Day 33: Implement Consumers to Process Logs from Queues
What We’re Building Today
Consumer group architecture with automatic partition rebalancing across multiple instances
Parallel log processing pipeline handling 50,000+ events/second with sub-100ms P99 latency
Offset management strategies for reliable message consumption and failure recovery
Backpressure-aware processing with dynamic batch sizing and flow control mechanisms
Why This Matters: The Consumer Scalability Challenge
While producers must handle bursts of incoming events, consumers face a different scaling challenge: processing throughput must match or exceed production rate to prevent unbounded queue growth. At Uber, their logging infrastructure processes 100 billion events daily across thousands of consumer instances. When a deployment temporarily doubles processing latency from 50ms to 100ms, consumer lag can balloon to hours of backlog within minutes, causing cascading failures in dependent systems that rely on near-real-time log insights.

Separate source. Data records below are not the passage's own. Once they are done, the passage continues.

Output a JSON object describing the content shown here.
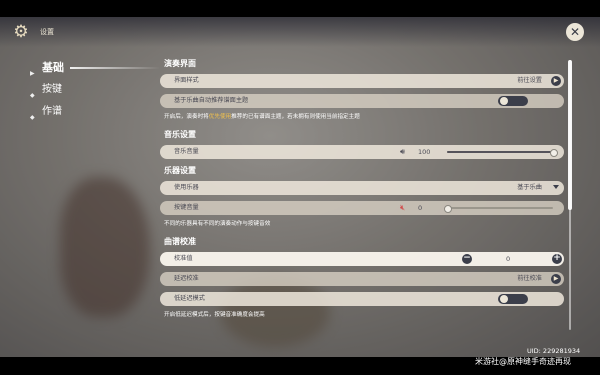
{
  "window": {
    "title": "设置"
  },
  "sidebar": {
    "items": [
      {
        "label": "基础",
        "active": true
      },
      {
        "label": "按键",
        "active": false
      },
      {
        "label": "作谱",
        "active": false
      }
    ]
  },
  "sections": {
    "performance": {
      "heading": "演奏界面",
      "interface_style": {
        "label": "界面样式",
        "value": "前往设置"
      },
      "auto_recommend": {
        "label": "基于乐曲自动推荐谱面主题",
        "enabled": false
      },
      "hint_before": "开启后，演奏时将",
      "hint_highlight": "优先使用",
      "hint_after": "推荐的已有谱面主题，若未拥有则使用当前指定主题"
    },
    "music": {
      "heading": "音乐设置",
      "music_volume": {
        "label": "音乐音量",
        "value": "100",
        "level": 100
      }
    },
    "instrument": {
      "heading": "乐器设置",
      "use_instrument": {
        "label": "使用乐器",
        "value": "基于乐曲"
      },
      "key_volume": {
        "label": "按键音量",
        "value": "0",
        "level": 0
      },
      "hint": "不同的乐器具有不同的演奏动作与按键音效"
    },
    "calibration": {
      "heading": "曲谱校准",
      "calibration_value": {
        "label": "校准值",
        "value": "0",
        "minus": "−",
        "plus": "+"
      },
      "delay_calibration": {
        "label": "延迟校准",
        "value": "前往校准"
      },
      "low_latency": {
        "label": "低延迟模式",
        "enabled": false
      },
      "hint": "开启低延迟模式后，按键音准确度会提高"
    }
  },
  "footer": {
    "uid": "UID: 229281934",
    "watermark": "米游社@原神缝手奇迹再现"
  },
  "icons": {
    "settings": "gear-icon",
    "close": "close-icon",
    "arrow": "arrow-right-icon",
    "speaker": "speaker-icon",
    "mute": "muted-speaker-icon",
    "dropdown": "chevron-down-icon"
  },
  "colors": {
    "accent_text": "#f2c24c",
    "row_bg": "#eee8dc",
    "dark_control": "#3b3e4a"
  }
}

The consumer side introduces unique distributed systems challenges that don’t exist for producers. Consumer groups must dynamically rebalance partition assignments as instances fail or scale, requiring consensus protocols that temporarily pause all consumption. Netflix’s consumer infrastructure restarts ~10,000 instances daily across their fleet, triggering ~500 rebalance operations per minute during peak deployment windows. Poor rebalancing strategies can create 30-60 second processing gaps, causing violations of their 99.9% SLA for anomaly detection pipelines that power their recommendation engine.